Whether in iron, zinc or rare earth minerals vital for 21st-century technology like smartphones, China, the emerging economic superpower is eyeing investments in the Danish-ruled country whose own, increasingly autonomous, national government is looking further afield for investors.
"This is not just a region of ice and polar bears," Prime Minister Kuupik Kleist told Reuters in the capital Nuuk, formerly known by its Danish name Godthab. "Developing countries are interested in a more political role in opening up of the Arctic. Greenland could serve as a stepping stone."
‘Polar Paranoia’?
Talk in Europe or North America of a Chinese grand design to take over the Arctic is mocked as overblown by many in Greenland -- an recent exhibition of cartoons recently in Nuuk featured one drawing of an iceberg, Greenland-shaped above the water line, and in the form of China below. Its caption: "Polar Paranoia."
Compared to its investments in Africa or Latin America, Beijing has a light footprint in the Arctic. In Greenland, not one mining or oil project has yet got off the ground. Appetite for exploration is tempered by political polarization, as Greenland's leaders square off over how to regulate and tax new wealth under a self-government regime just three years old.
"There are great expectations in Greenland, but no results," said Rasmus Ole Rasmussen, a senior researcher specializing in Arctic affairs at the Nordregio institute in Stockholm.
Still, transformation is approaching rapidly for a land still mostly inhabited by indigenous Inuits engaged in an economy dominated by fishing. And China may play a larger role in this than Europeans and North Americans find comfortable.
"It's fair to say countries like China and South Korea are far more active than Americans and Europeans in showing their interest in investing," said Kleist, who adds that the West, for which Greenland remains part of its Cold War-era NATO defense pact, can appear complacent, despite new geopolitical currents.

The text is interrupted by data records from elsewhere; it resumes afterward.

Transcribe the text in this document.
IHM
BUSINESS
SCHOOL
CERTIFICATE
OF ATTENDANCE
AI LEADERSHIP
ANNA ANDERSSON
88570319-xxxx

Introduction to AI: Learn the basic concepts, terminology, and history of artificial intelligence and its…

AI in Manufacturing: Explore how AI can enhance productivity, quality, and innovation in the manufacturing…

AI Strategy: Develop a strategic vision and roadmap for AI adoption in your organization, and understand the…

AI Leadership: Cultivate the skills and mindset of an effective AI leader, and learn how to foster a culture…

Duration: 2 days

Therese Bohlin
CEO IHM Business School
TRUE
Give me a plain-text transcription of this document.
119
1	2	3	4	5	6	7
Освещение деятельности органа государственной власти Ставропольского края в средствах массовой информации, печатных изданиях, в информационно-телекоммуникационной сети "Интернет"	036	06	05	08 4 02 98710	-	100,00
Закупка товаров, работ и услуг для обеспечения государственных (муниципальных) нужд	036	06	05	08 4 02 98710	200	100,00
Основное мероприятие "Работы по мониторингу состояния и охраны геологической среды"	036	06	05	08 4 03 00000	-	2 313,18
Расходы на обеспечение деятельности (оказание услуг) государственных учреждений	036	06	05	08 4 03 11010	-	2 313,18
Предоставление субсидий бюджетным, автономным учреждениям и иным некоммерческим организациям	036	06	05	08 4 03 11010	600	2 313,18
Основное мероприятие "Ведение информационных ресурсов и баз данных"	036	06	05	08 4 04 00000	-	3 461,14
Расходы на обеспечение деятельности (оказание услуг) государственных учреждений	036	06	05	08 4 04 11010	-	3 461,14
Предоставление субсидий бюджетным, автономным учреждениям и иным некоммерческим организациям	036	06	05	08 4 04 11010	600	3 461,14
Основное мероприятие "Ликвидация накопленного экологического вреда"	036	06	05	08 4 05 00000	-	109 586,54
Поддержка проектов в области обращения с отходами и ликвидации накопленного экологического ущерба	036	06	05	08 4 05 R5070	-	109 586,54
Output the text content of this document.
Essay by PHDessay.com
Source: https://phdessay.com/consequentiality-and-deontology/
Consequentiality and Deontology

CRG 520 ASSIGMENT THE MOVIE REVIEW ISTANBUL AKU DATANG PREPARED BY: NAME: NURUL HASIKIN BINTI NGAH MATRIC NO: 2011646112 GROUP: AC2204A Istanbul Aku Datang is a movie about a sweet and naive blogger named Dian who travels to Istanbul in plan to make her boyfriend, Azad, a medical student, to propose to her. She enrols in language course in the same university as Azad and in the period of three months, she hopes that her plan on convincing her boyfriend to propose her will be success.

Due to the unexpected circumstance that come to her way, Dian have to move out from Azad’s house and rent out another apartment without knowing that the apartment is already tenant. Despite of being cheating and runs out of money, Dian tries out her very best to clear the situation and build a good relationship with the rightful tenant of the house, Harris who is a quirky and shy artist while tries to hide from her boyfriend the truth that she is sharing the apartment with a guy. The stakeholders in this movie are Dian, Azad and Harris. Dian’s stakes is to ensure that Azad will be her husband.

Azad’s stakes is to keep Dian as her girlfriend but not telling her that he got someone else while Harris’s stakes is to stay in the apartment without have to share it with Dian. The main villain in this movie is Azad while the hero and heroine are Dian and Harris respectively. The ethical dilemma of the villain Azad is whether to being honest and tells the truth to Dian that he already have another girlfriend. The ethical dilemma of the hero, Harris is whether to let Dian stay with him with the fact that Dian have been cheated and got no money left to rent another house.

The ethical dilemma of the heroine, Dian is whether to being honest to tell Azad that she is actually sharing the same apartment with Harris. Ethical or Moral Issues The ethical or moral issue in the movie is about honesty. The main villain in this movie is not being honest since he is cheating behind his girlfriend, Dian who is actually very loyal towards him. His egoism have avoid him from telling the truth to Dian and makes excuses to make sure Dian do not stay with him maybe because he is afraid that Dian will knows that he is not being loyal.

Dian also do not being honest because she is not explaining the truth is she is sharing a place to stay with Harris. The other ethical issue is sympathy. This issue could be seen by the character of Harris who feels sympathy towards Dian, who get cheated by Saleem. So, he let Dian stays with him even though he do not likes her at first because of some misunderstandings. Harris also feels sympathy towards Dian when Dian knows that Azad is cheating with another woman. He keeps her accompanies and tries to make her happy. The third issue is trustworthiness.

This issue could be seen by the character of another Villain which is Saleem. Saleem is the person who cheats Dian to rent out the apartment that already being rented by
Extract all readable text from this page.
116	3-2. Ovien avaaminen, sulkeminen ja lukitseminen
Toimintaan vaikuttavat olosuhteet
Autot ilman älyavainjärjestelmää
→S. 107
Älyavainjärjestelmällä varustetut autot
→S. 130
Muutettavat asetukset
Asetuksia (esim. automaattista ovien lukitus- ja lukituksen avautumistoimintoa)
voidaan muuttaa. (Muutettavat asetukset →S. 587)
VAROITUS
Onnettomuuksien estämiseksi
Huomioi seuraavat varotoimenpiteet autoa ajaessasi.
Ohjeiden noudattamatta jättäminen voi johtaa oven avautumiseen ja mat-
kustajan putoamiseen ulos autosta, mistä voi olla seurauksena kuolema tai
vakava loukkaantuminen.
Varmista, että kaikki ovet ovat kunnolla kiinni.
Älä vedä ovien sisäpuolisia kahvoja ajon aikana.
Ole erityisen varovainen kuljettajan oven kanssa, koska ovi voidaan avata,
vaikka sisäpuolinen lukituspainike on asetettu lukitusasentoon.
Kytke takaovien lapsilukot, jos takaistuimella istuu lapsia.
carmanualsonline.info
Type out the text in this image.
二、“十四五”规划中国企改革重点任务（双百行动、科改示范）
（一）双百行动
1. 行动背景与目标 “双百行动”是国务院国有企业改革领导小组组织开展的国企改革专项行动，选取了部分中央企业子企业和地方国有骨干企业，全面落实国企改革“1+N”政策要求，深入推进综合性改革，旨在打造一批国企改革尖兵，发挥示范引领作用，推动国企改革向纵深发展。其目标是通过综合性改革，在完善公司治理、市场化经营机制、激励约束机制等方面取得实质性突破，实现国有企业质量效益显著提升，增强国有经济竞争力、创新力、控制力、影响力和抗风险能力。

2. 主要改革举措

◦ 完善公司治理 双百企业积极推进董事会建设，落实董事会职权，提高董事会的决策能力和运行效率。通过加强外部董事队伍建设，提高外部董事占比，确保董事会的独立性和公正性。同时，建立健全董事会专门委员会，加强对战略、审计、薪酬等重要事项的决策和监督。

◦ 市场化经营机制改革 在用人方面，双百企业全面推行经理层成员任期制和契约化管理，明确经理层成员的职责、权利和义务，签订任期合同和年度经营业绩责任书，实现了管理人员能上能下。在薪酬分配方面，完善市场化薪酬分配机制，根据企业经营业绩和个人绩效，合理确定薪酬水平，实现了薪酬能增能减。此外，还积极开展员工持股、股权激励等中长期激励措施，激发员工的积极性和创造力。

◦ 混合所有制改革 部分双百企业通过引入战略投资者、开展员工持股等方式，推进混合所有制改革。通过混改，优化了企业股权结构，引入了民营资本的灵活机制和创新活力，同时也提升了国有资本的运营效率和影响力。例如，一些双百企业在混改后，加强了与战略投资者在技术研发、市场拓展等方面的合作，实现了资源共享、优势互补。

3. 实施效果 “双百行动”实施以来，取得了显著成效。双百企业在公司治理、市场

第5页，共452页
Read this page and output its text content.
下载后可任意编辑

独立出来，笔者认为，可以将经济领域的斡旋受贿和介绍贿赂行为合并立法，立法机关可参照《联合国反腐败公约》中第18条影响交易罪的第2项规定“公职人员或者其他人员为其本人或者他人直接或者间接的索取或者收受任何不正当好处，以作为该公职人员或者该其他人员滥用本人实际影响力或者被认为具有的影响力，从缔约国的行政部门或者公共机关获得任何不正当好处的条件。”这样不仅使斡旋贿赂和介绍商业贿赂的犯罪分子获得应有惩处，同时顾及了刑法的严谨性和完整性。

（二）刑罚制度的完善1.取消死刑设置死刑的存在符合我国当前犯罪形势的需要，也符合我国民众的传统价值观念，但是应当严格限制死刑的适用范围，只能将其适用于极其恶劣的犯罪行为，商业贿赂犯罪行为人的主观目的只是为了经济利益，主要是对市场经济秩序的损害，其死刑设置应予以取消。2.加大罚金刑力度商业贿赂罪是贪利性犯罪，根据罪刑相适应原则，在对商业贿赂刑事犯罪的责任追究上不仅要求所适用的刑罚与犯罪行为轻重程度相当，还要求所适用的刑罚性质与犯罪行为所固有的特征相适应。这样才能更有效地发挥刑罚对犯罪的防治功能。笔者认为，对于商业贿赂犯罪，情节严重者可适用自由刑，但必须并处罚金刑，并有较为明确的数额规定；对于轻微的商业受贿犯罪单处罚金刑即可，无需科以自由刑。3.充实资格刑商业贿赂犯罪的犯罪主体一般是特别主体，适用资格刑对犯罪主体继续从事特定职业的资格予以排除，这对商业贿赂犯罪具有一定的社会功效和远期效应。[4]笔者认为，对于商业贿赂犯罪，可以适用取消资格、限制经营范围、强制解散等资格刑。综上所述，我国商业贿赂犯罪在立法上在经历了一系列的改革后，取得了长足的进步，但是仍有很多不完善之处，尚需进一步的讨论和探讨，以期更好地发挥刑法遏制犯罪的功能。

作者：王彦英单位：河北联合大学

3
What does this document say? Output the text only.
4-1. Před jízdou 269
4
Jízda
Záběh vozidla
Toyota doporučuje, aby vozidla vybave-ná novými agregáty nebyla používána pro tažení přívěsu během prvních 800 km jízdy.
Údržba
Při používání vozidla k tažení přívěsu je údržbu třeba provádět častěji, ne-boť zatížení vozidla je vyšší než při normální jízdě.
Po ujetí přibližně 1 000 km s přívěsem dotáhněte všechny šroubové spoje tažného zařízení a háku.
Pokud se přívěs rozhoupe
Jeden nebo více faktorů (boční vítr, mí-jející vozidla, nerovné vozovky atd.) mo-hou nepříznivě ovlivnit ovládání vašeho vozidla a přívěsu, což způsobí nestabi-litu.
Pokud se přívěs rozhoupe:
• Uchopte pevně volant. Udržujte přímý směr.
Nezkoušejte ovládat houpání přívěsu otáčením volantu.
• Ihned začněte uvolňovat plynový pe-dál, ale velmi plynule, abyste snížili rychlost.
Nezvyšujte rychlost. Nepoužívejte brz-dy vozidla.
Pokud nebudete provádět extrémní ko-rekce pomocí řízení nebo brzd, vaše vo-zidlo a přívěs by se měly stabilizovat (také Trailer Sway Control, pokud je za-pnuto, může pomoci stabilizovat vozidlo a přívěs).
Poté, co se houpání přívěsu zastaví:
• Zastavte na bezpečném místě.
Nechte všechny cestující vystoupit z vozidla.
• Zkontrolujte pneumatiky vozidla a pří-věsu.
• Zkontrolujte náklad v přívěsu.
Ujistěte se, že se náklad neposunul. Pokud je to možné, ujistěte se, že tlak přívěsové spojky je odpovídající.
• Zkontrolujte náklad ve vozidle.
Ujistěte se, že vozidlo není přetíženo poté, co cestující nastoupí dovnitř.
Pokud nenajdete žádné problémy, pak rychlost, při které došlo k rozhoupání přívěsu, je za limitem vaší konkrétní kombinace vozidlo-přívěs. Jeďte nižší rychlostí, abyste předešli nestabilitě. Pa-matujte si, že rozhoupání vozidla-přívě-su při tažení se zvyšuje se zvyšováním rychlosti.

Two traffic lights, but a booming economy
In Nuuk, home to 16,000 people on the southwestern coast, 1,000 sea miles north of Newfoundland, there are just two traffic lights. But new construction is everywhere: gleaming office buildings that house foreign companies and even a new mall where one can buy olives and French cheeses -- for a price.
Greenland's Bureau of Minerals and Petroleum has now awarded overall some 150 licenses for mineral exploration compared with only a handful in existence a decade ago, with around $100 million spent by companies last year alone. Oil companies have spent more than $1 billion in exploring offshore.

That includes exploration of rare earth minerals, used in products from wind turbines to hybrid-powered cars. China currently accounts for the vast majority of the world's supply.
London Mining plans construction at the Isua iron ore deposit next year if Greenland gives the go-ahead. The project, which aims for finance from China, would ship some 15 million metric tons of iron ore annually from fjords near Nuuk to China.
An icebreaker completed China's first crossing of the Arctic Ocean this past summer, and diplomacy earlier in the year has also underlined China's interests in the north Atlantic.

Clinton: 'What is happening with rare earths'?
Premier Wen Jiabao began a tour of Europe in April with a visit to Iceland, population 320,000, where there has been much talk of a Chinese developer's bid to lease a vast tract of land.